Die Angabe des Namens des Klägers und des Domain-Namens seiner Homepage stellt für sich genommen inhaltlich zwar keine unsachliche Werbung dar. Ihre Aufbringung auf einer vor Gericht getragenen Robe verletzt jedoch das Sachlichkeitsgebot der § 43b Abs. 1, § 6 Abs. 1 BORA. Die Robe verkörpert - wie bereits ausgeführt - für alle im Gerichtssaal Anwesenden erkennbar die Stellung des Rechtsanwalts als unabhängiges Organ der Rechtspflege und das Ziel einer ausgeglichenen und objektiven Verhandlungsatmosphäre, die durch die Grundsätze der Sachlichkeit und der Rationalität geprägt ist. Sie dient damit mittelbar auch der Rechts- und Wahrheitsfindung im Prozess und mithin der Funktionsfähigkeit der Rechtspflege. Die werberechtlichen Vorschriften des anwaltlichen Berufsrechts dienen ebenfalls dem Zweck, die Unabhängigkeit des Rechtsanwalts als Organ der Rechtspflege zu sichern (vgl. BVerfGE 76, 196, 207 f.; 82, 18, 26; BVerfG, NJW 2004, 2656 aaO; Senat, Urteil vom 27. Oktober 2014 aaO Rn. 13; Prütting aaO Rn. 10). Sie sind daher, soweit Werbung auf Roben betroffen ist, auch vor dem Hintergrund von Sinn und Zweck der anwaltlichen Robe auszulegen. Ein Werbeaufdruck stört aber - unabhängig von seinem Inhalt - die Funktion und Wirkung der Robe. In Folge seiner Aufbringung entsteht ein für alle Betrachter ins Auge springendes, nicht auflösbares Spannungsverhältnis zwischen dem Zweck der Robe und den durch sie verkörperten Inhalten und Zielen einerseits und dem Werbezweck des Aufdrucks andererseits. Die Robe verliert in Folge dieser - durch den Aufdruck herbeigeführten - Widersprüchlichkeit ihres Erscheinungsbildes maßgeblich ihre Funktion. Diese zweckentfremdende Wirkung des Werbeaufdrucks begründet einen Verstoß gegen das Sachlichkeitsgebot der § 43b BRAO, § 6 Abs. 1 BORA.

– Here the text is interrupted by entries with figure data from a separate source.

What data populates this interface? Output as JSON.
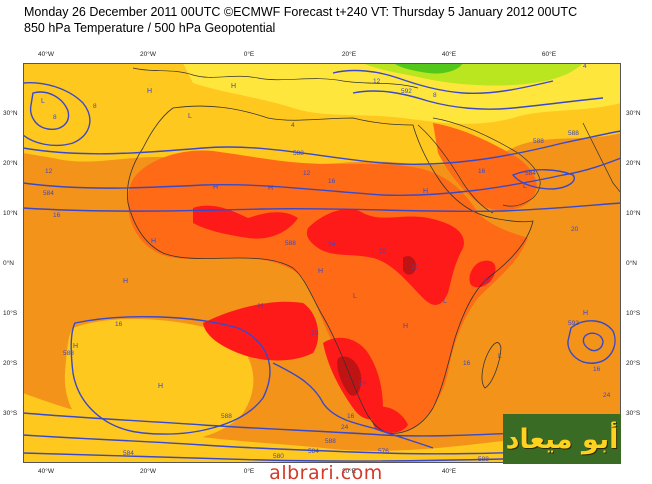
{
  "header": {
    "line1": "Monday 26 December 2011 00UTC ©ECMWF Forecast t+240 VT: Thursday 5 January 2012 00UTC",
    "line2": "850 hPa Temperature / 500 hPa Geopotential"
  },
  "lon_ticks": [
    "40°W",
    "20°W",
    "0°E",
    "20°E",
    "40°E",
    "60°E"
  ],
  "lat_ticks": [
    "30°N",
    "20°N",
    "10°N",
    "0°N",
    "10°S",
    "20°S",
    "30°S"
  ],
  "contour_labels": {
    "geopotential": [
      "588",
      "584",
      "588",
      "588",
      "592",
      "588",
      "592",
      "588",
      "584",
      "588",
      "584",
      "580",
      "576",
      "588",
      "588",
      "584"
    ],
    "temperature": [
      "8",
      "8",
      "12",
      "16",
      "16",
      "12",
      "4",
      "16",
      "16",
      "24",
      "20",
      "24",
      "20",
      "20",
      "20",
      "20",
      "16",
      "16",
      "24",
      "24",
      "16",
      "12",
      "8",
      "4"
    ]
  },
  "pressure_centres": [
    "H",
    "H",
    "H",
    "H",
    "H",
    "H",
    "H",
    "H",
    "H",
    "H",
    "H",
    "H",
    "L",
    "L",
    "L",
    "L",
    "L",
    "H",
    "L"
  ],
  "colors": {
    "ocean_warm": "#f4931a",
    "land_warm": "#ff6a16",
    "hot": "#ff1a1a",
    "hottest": "#c01414",
    "mild": "#ffc81e",
    "cool": "#ffe63c",
    "cold": "#b9e61e",
    "coldest": "#54c81a",
    "geopotential_line": "#3a49c7"
  },
  "logo": {
    "text": "أبو ميعاد"
  },
  "watermark": {
    "text": "albrari.com"
  }
}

d) Die berufsrechtliche Unzulässigkeit einer im Gerichtssaal mit Werbeaufdruck getragenen Robe würde durch eine hierauf bezogene sitzungspolizeiliche Gestattung des Vorsitzenden nicht berührt.
II.
Die Kostenentscheidung beruht auf § 112c Abs. 1 Satz 1 BRAO, § 154 Abs. 2 VwGO, die Streitwertfestsetzung auf § 194 Abs. 1 Satz 1 BRAO, § 52 Abs. 2 GKG.